私はとにかく温泉に入りたかった。もう池に入ったり、川の水を汲んで体を拭いたりしなくていい。源泉掛け流しという文字が目に入り私は走り出した。いやまた私は走り出せなかった。その場にかたまったままだ。またバートさんの魔法だ。
「もう泊まる旅館は決まっています。ここは人が多い。勝手な行動は困ります。」
「はい。すみません。」
「大人しくできますね?では行きますよ。」
私は大人しくバートさんの後に続いた。
「さあ着きましたよ。ここです。」
着いたのはいわゆる老舗旅館って感じだ。旅館の人が出てきた。
「まあバート坊ちゃまお帰りなさい。」
バート坊ちゃま?
「ああ戻ったよ。母様はいる?」
「女将なら庭で生け花のお花を摘んでらっしゃいますよ。」
「分かった。予約を取ってたんだが三部屋だ。」
「はい。承っております。ご案内しますね。」
「僕は母様に挨拶へ行くから、皆を頼む。では皆様また後で。」
バートさんって赤の国出身なんだ。しかも老舗旅館の跡取りか。私たちは部屋に通された。まずは藤とカート君の部屋、葵の間だ。中は畳ばりで、秋にくれば綺麗な紅葉が見えそうな山に面した大きな窓がある。畳を変えたばかりなのか、い草の良い匂いがする。

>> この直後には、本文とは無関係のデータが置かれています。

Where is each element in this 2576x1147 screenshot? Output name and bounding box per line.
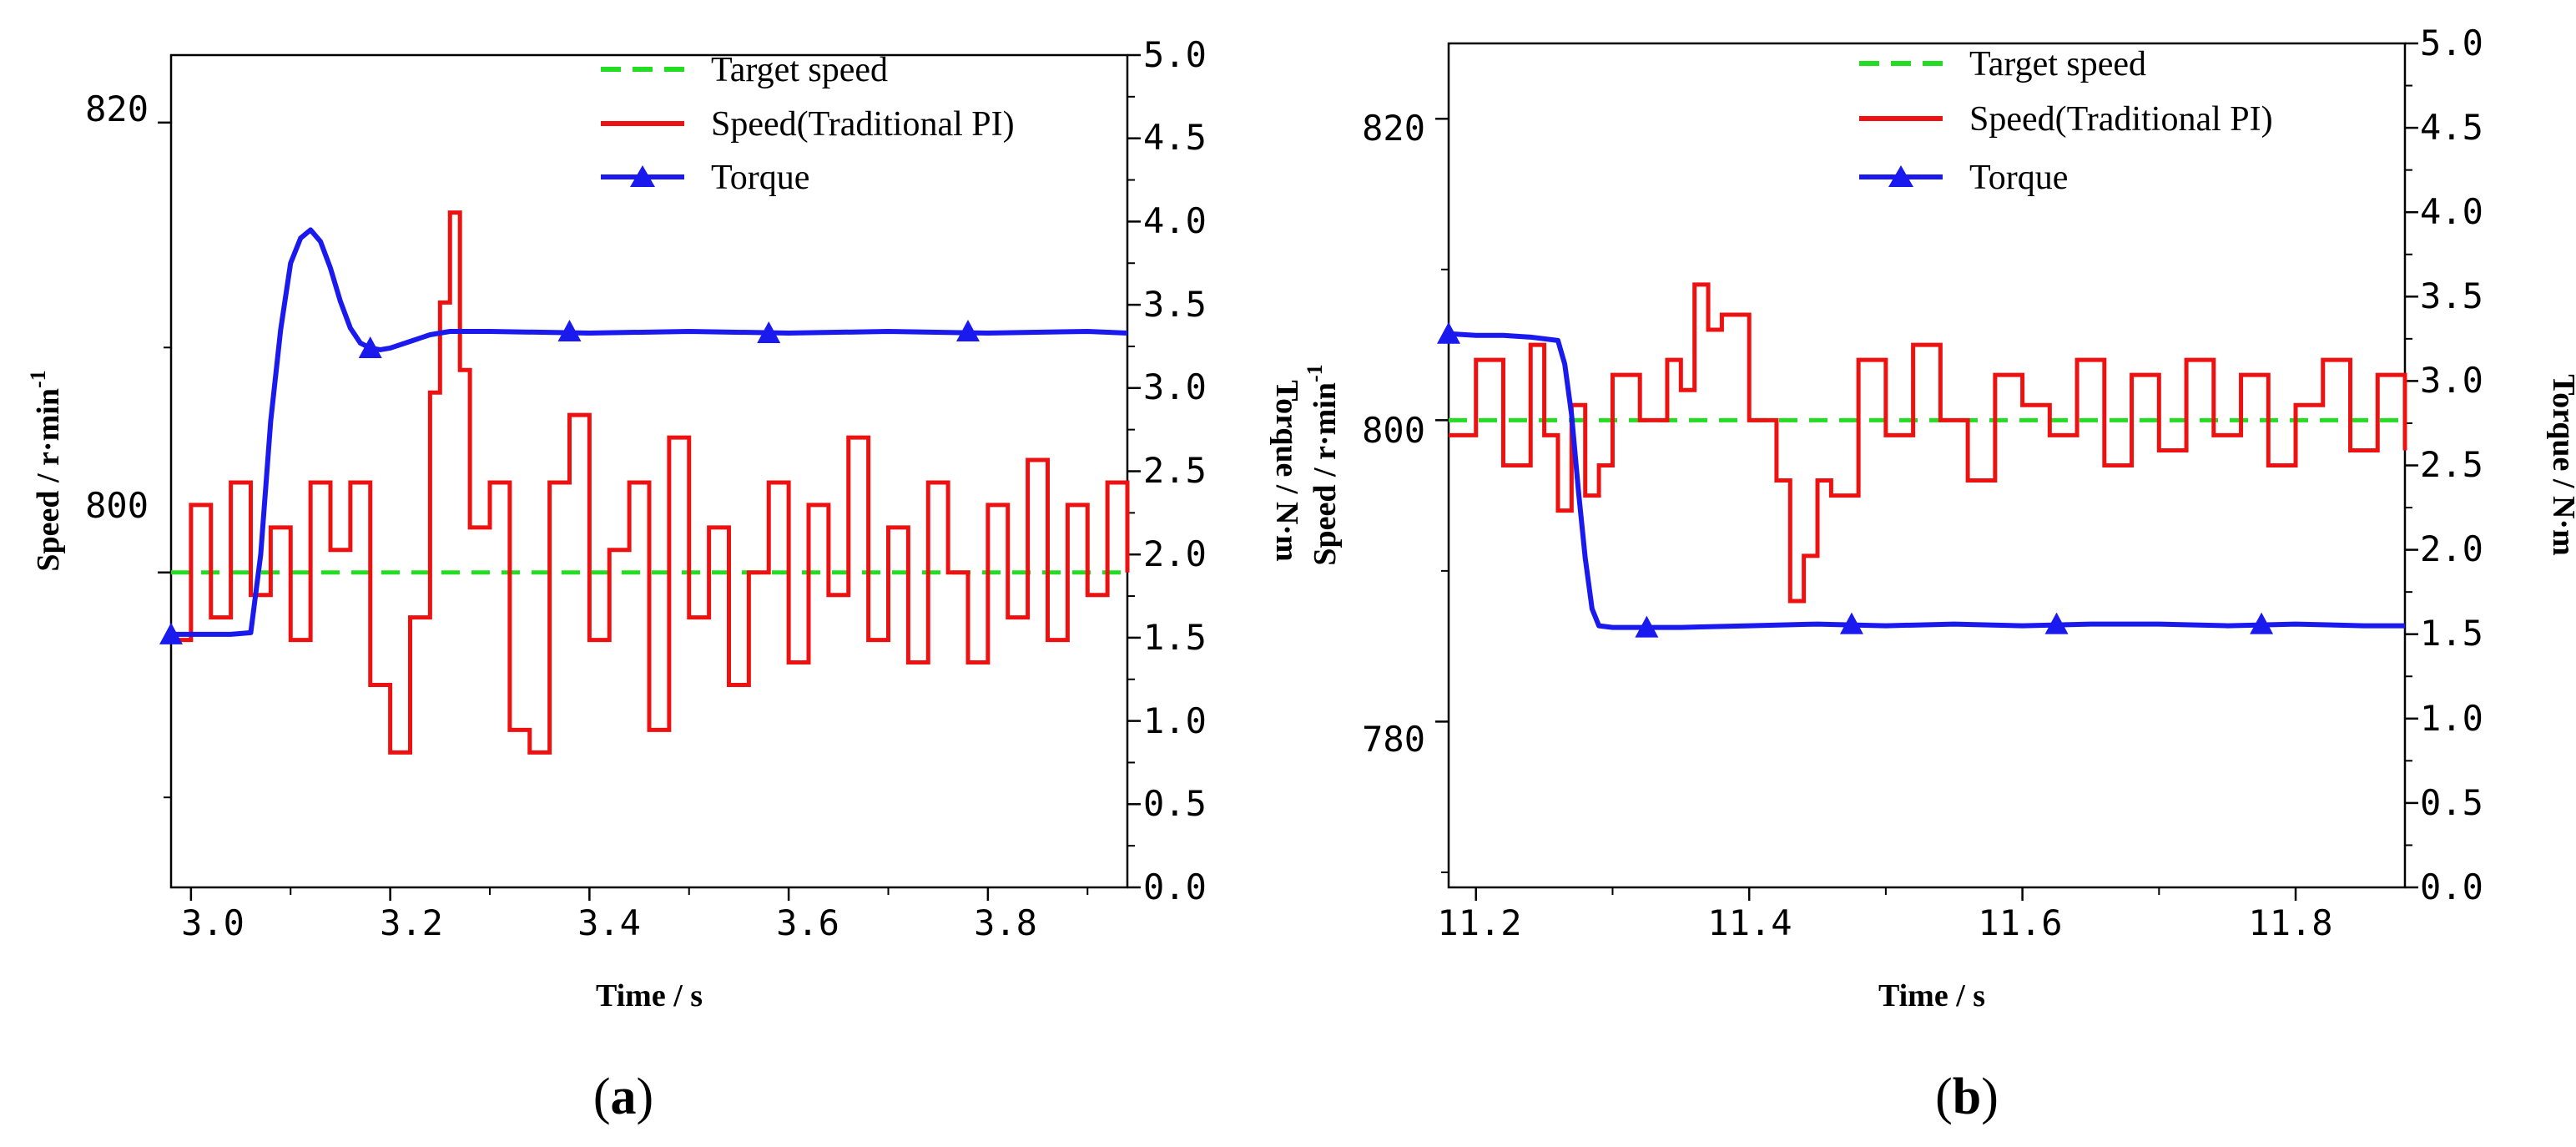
speed-series-line	[1449, 282, 2407, 604]
torque-series-line	[171, 227, 1128, 637]
y-right-tick-label: 0.5	[1143, 783, 1207, 824]
y-right-tick-label: 2.0	[2420, 528, 2483, 569]
torque-marker	[358, 336, 382, 358]
x-tick-label: 11.4	[1707, 902, 1792, 943]
y-right-tick-label: 0.5	[2420, 782, 2483, 823]
x-tick-label: 3.2	[380, 902, 443, 943]
torque-marker	[1839, 612, 1863, 634]
speed-series-line	[171, 210, 1130, 755]
y-left-axis-title-main: Speed / r·min	[31, 388, 66, 572]
chart-panel-a: 3.0 3.2 3.4 3.6 3.8 800 820 0.0 0.5 1.0 …	[26, 34, 1304, 1125]
legend-label-target: Target speed	[711, 51, 888, 89]
y-right-tick-label: 3.5	[2420, 275, 2483, 316]
series-a	[159, 210, 1130, 755]
y-left-axis-title-sup: -1	[1303, 364, 1327, 382]
y-right-tick-label: 5.0	[1143, 34, 1207, 75]
y-right-tick-label: 4.0	[2420, 191, 2483, 232]
y-left-axis-title-main: Speed / r·min	[1308, 382, 1343, 566]
y-left-axis-title: Speed / r·min-1	[1303, 364, 1343, 565]
y-right-tick-label: 1.5	[2420, 613, 2483, 654]
y-right-tick-label: 4.5	[2420, 107, 2483, 148]
y-right-tick-label: 2.5	[2420, 444, 2483, 485]
x-tick-label: 3.6	[776, 902, 839, 943]
torque-marker	[1635, 615, 1659, 638]
legend-label-target: Target speed	[1969, 45, 2146, 83]
torque-marker	[757, 321, 781, 343]
x-tick-label: 11.8	[2248, 902, 2332, 943]
y-left-tick-label: 800	[1362, 410, 1425, 451]
x-tick-label: 3.0	[181, 902, 244, 943]
y-right-axis-title: Torque / N·m	[1269, 380, 1304, 562]
torque-marker	[159, 622, 183, 644]
y-left-tick-label: 820	[1362, 108, 1425, 149]
y-right-tick-label: 1.0	[2420, 698, 2483, 739]
legend-label-torque: Torque	[1969, 159, 2068, 197]
chart-panel-b: 11.2 11.4 11.6 11.8 780 800 820 0.0 0.5 …	[1303, 23, 2576, 1125]
y-right-tick-label: 0.0	[1143, 867, 1207, 907]
torque-marker	[557, 320, 582, 342]
torque-series-line	[1448, 331, 2405, 630]
y-right-tick-label: 4.0	[1143, 200, 1207, 241]
panel-label-b: (b)	[1935, 1069, 1999, 1125]
x-axis-title: Time / s	[1878, 978, 1985, 1013]
x-axis-title: Time / s	[596, 978, 703, 1013]
legend-label-torque: Torque	[711, 159, 809, 197]
y-right-tick-label: 2.0	[1143, 533, 1207, 574]
y-left-tick-label: 780	[1362, 719, 1425, 760]
legend-marker-triangle	[1888, 165, 1913, 187]
y-left-tick-label: 820	[85, 88, 149, 129]
torque-marker	[1437, 321, 1460, 344]
legend-b: Target speed Speed(Traditional PI) Torqu…	[1859, 45, 2273, 197]
y-right-tick-label: 4.5	[1143, 117, 1207, 158]
y-right-tick-label: 3.0	[1143, 366, 1207, 407]
y-right-tick-label: 3.0	[2420, 360, 2483, 401]
x-tick-label: 11.2	[1437, 902, 1521, 943]
legend-a: Target speed Speed(Traditional PI) Torqu…	[601, 51, 1015, 197]
plot-frame-b	[1447, 42, 2407, 889]
tick-marks-b	[1435, 42, 2418, 901]
y-right-tick-label: 2.5	[1143, 450, 1207, 491]
series-b	[1437, 282, 2407, 638]
legend-marker-triangle	[630, 165, 655, 187]
torque-marker	[2044, 612, 2069, 634]
legend-label-speed: Speed(Traditional PI)	[711, 105, 1015, 144]
y-right-tick-label: 0.0	[2420, 867, 2483, 907]
y-right-tick-label: 1.0	[1143, 700, 1207, 741]
y-right-axis-title: Torque / N·m	[2546, 374, 2576, 556]
y-left-tick-label: 800	[85, 485, 149, 526]
torque-marker	[2250, 612, 2274, 634]
x-tick-label: 11.6	[1978, 902, 2062, 943]
x-tick-label: 3.8	[974, 902, 1037, 943]
torque-marker	[956, 320, 980, 342]
y-left-axis-title: Speed / r·min-1	[26, 370, 66, 571]
x-tick-label: 3.4	[577, 902, 641, 943]
y-right-tick-label: 5.0	[2420, 23, 2483, 63]
y-right-tick-label: 3.5	[1143, 284, 1207, 325]
panel-label-a: (a)	[593, 1069, 653, 1125]
y-right-tick-label: 1.5	[1143, 617, 1207, 658]
legend-label-speed: Speed(Traditional PI)	[1969, 100, 2273, 139]
y-left-axis-title-sup: -1	[26, 370, 50, 388]
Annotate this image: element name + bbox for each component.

次はアルの部屋、向日葵の間。今回バートさんは自分の部屋に泊まるらしいのでアル1人だ。作りは葵の間と一緒で畳が気持ちいい。
最後はリリアと私の部屋、薔薇の間。なんで急に薔薇?洋風じゃない?中にはベッドが2つ並んでいる。ベッドの足元に薔薇のスローがおかれている。洋風なお部屋だがやはり畳の良い匂いがする。
さあお風呂に行こう。ずっと待ち望んだお風呂。私はそれしか考えていない。夕食は部屋でとのことなのでそれまでお風呂に入ろう。リリアは夕食後にお風呂にすると言ったので、私は1人で大浴場に向かった。目の前を旅館の従業員らしき人が通った。
「坊ちゃまが帰ってきたのね!」
「ええ、とてもハンサムだったわ。」
「ちょっとだめよ、婚約者がいらっしゃるのだから。」
「そうだったわね。でも戻ってきたってことは。」
「そうね身を固めるのかもね。」
思わず隠れて聞いてしまったが、婚約者がいたなんて!それなのにリリアに優しくし続けたなんて最低!でもまあとりあえず落ち着くために湯に浸かろう。とにかくお風呂に入りたい私は大浴場の扉を開けた。